Zach LaVine, G, UCLA -- LaVine failed to generate positive momentum ahead of his announcement he'll enter the 2014 draft. He hasn't even scored in double figures since March 13 in a win against Oregon. In fact, in five games since that matchup, LaVine put up just 11 points total. He shot 3-of-15 in the tournament and 0-8 from deep.

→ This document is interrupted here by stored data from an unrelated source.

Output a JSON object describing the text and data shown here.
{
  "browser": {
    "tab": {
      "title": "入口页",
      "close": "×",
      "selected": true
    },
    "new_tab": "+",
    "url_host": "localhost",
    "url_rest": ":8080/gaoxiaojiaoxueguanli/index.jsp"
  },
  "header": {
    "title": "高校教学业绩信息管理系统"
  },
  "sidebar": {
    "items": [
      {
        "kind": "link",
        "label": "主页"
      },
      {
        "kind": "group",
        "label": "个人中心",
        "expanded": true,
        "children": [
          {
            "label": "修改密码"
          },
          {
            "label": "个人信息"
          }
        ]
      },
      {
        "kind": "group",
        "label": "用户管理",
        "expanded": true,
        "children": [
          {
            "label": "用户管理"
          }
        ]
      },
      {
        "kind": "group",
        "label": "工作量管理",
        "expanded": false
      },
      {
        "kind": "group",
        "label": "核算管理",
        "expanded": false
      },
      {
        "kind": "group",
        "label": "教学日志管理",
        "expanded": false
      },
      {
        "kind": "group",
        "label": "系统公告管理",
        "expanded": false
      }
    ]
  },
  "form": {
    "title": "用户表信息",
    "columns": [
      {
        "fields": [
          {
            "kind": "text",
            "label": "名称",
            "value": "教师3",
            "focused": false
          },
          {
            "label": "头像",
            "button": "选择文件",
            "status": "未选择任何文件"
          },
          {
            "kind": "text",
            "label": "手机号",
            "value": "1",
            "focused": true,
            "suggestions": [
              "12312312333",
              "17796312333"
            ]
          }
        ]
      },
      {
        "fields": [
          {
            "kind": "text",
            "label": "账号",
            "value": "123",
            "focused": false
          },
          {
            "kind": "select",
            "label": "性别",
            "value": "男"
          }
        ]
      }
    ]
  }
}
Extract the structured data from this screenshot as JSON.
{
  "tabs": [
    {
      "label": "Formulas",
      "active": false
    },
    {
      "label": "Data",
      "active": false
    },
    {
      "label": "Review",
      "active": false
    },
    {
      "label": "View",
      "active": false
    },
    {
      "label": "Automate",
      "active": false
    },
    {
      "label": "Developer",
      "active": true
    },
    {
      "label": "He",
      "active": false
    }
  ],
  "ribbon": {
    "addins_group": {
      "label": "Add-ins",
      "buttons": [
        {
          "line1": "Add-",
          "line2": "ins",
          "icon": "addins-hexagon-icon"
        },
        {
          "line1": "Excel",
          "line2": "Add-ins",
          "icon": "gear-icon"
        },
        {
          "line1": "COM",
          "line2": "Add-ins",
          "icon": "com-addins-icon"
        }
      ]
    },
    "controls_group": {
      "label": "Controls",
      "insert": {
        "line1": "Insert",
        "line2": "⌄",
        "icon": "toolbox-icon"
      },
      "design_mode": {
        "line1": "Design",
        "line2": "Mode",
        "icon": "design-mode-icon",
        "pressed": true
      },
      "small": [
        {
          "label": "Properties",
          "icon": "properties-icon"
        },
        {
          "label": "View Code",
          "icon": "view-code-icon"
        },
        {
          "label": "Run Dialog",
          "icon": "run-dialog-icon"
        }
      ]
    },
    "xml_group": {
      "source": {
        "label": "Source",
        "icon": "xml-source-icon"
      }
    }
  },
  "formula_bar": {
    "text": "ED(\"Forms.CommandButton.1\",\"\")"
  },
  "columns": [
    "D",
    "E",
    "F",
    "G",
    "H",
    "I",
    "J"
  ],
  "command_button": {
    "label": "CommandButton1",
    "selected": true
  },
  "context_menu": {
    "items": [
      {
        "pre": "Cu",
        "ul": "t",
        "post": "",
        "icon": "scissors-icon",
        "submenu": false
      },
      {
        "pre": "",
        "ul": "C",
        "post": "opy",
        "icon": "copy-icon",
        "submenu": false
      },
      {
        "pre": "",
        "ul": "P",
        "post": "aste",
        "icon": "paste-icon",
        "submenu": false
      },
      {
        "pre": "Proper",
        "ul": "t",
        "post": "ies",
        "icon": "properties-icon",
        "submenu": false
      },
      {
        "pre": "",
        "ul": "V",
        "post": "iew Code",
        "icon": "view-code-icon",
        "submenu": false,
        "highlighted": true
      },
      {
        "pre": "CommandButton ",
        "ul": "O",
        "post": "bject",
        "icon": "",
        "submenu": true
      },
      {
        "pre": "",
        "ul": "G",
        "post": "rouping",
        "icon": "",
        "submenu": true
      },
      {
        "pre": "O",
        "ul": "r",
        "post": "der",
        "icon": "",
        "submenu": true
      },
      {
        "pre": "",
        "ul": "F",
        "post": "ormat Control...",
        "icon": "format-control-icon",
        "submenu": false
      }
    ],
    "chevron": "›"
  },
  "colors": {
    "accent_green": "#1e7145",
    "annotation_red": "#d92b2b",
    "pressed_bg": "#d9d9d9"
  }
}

As a freshman at UCLA, LaVine generated comparisons to Russell Westbrook as a bouncy, raw combo guard with lottery-pick potential. LaVine potentially offers much more as a shooter than Westbrook, knocking in 37.5 percent behind the three-point line, but the favorable comparisons end there. That said, their per 40 minutes numbers from their final seasons at UCLA are pretty similar:
LaVine, 2013: 15.4 points per game, 4.2 rebounds, 2.9 assists
Westbrook, 2007: 15.1 points per game, 4.6 rebounds, 5.1 assists
Sam Dekker, F, Wisconsin -- Misery loves company. Just like LaVine was outshined by teammates Kyle Anderson and Jordan Adams in the tourney, Kaminsky's outstanding effort overshadowed the struggles of Wisconsin's potential first-round forward. Dekker, a versatile 6-foot-8 scorer, was anything but the last week. He shot just 5-of-13 from the floor, scoring 14 total points. Dekker was an All-Big Ten defensive player, and helped contain Aaron Gordon, but Wisconsin wasn't able to rely on him in its halfcourt offense.
Dekker will benefit from a more wide-open game in the NBA, where his length and quickness will be an asset, but his jumper has failed him this season and his shooting is down across the board.
The Mixed Bag
Aaron Gordon, F, Arizona -- Gordon showed off his incredible springs against San Diego State, en route to a 15-point, six-rebound performance, punctuated by one of the dunks of the season.
He also helped Arizona's offense get easy baskets in transition and around the rim, but the problem with Gordon's offensive game is, well... he doesn't have one. In terms of skill, Gordon doesn't even bring a knife to a gunfight -- he brings a rusty spoon. His jump shot is broken and he often looks tentative attacking the rim because he's such a poor free throw shooter. His 3-of-11 clunker against Wisconsin, in which he also nabbed 18 rebounds, showed him for what he is at this point: an athlete learning how to play basketball. Gordon is a lockdown defender and an absurd athletic talent, but offensively he can't create his own shot.
Gary Harris, G, Michigan State -- Harris had a solid game in the Spartans' finale, scoring 22 points (8-of-14 shooting) in the loss to UConn, but his performance against Virginia was pretty dreadful. Michigan State was lucky to survive after Harris shot just 2-of-5 and scored six points.
The sophomore failed to show he's a consistent and reliable scorer at the two-guard position this season and his tournament run underscores his up-and-down game.
Nick Johnson, G, Arizona -- The final point totals for Johnson belie just how considerably he struggled in two games against staunch defenses. Johnson slogged through a 2-of-12 brickfest against San Diego State, hitting two clutch shots late to salvage the performance. He finished with 15 points and eight rebounds, but scuffled trying to get to his spots all game, only saving face by putting up a pristine performance at the line.
The results weren't much better against Wisconsin. Johnson shot just 6-of-16 against the Badgers and airballed a game-tying attempt with 30 seconds left in regulation (luckily, Rondae Hollis-Jefferson dunked the errant attempt to tie game).
In overtime, Johnson was called for a questionable charge and couldn't get a shot off before time expired on the last play, leading to a Badgers win and a forgettable finale.